L3 VLAN to 1600 as well.
Something like this
Yeah it depends on how the platform actually counts MTU. Some will say 9000 while others 9216 for example. Cisco, mostly, tries to make the calculations on end user easier by excluding L2 headers.
This was particularly valuable and sheds a lot of light for me.
Thank you!
I’m too lazy to look it up now but fairly sure it is in the early 802.3 standards. From memory the purpose was to limit the time taken up by a single frame when ethernet was a shared medium (CSMA/CD)
4 bytes per MPLS shim isn’t it?
~50 bytes for VXLAN.
9100 gives you 14 MPLS labels, what if you decide to do SRv6, I know of companies then they run into the exact problem I described.
Glad you found it useful! You’re welcome 
Don’t forget alot of customers may want to build tunnels for various reasons as well. Even with private carrier mpls, it’s not a bad idea to encrypt your traffic since you don’t control the carriers equipment. Not to mention sdwan where customers still want/need the higher sla of mpls/metro e for certain traffic.
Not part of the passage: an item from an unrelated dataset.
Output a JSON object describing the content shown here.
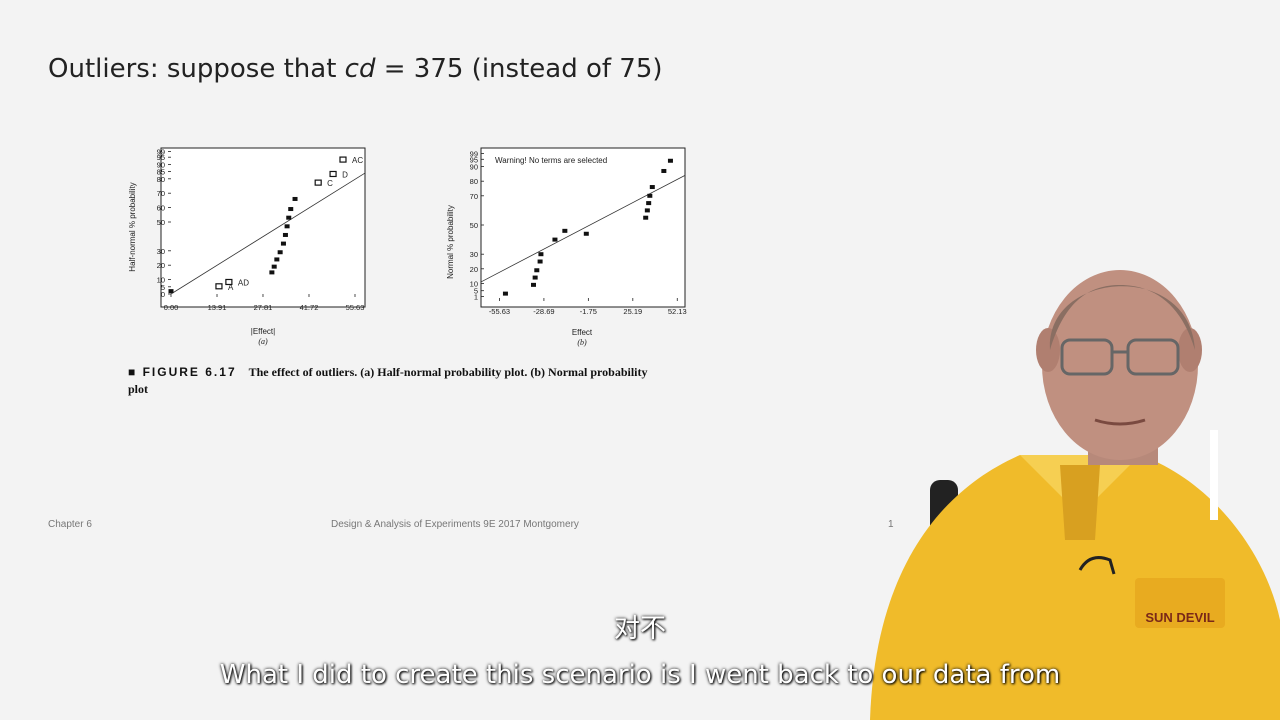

We’re using Flex Algo for TE to minimize the label stack. Not a fan of SRv6 and would never deploy it. We’d prefer SR-MPLS IPv6 when vendors start supporting VPNv4 over IPv6. Maybe SRm6 but on a Cisco core right now and their focus is SRv6.
yeah i agree SRv6 isn’t that appealing to a lot of SP, it just adds complexity, and let’s be honest a lot of NE working at even tier-1s are idiots.
I’m pissed at the lack of support of VPNv4 over IPv6. I could have had a native IPv6 core for several years now with existing hardware. Aside from complexity, SRv6 would require all new hardware to do TE.
Most of the job can be done following templates and SOPs, so you don’t necessarily need high competency in most roles. It becomes problematic when the Architect and Sr Engineers lack competence.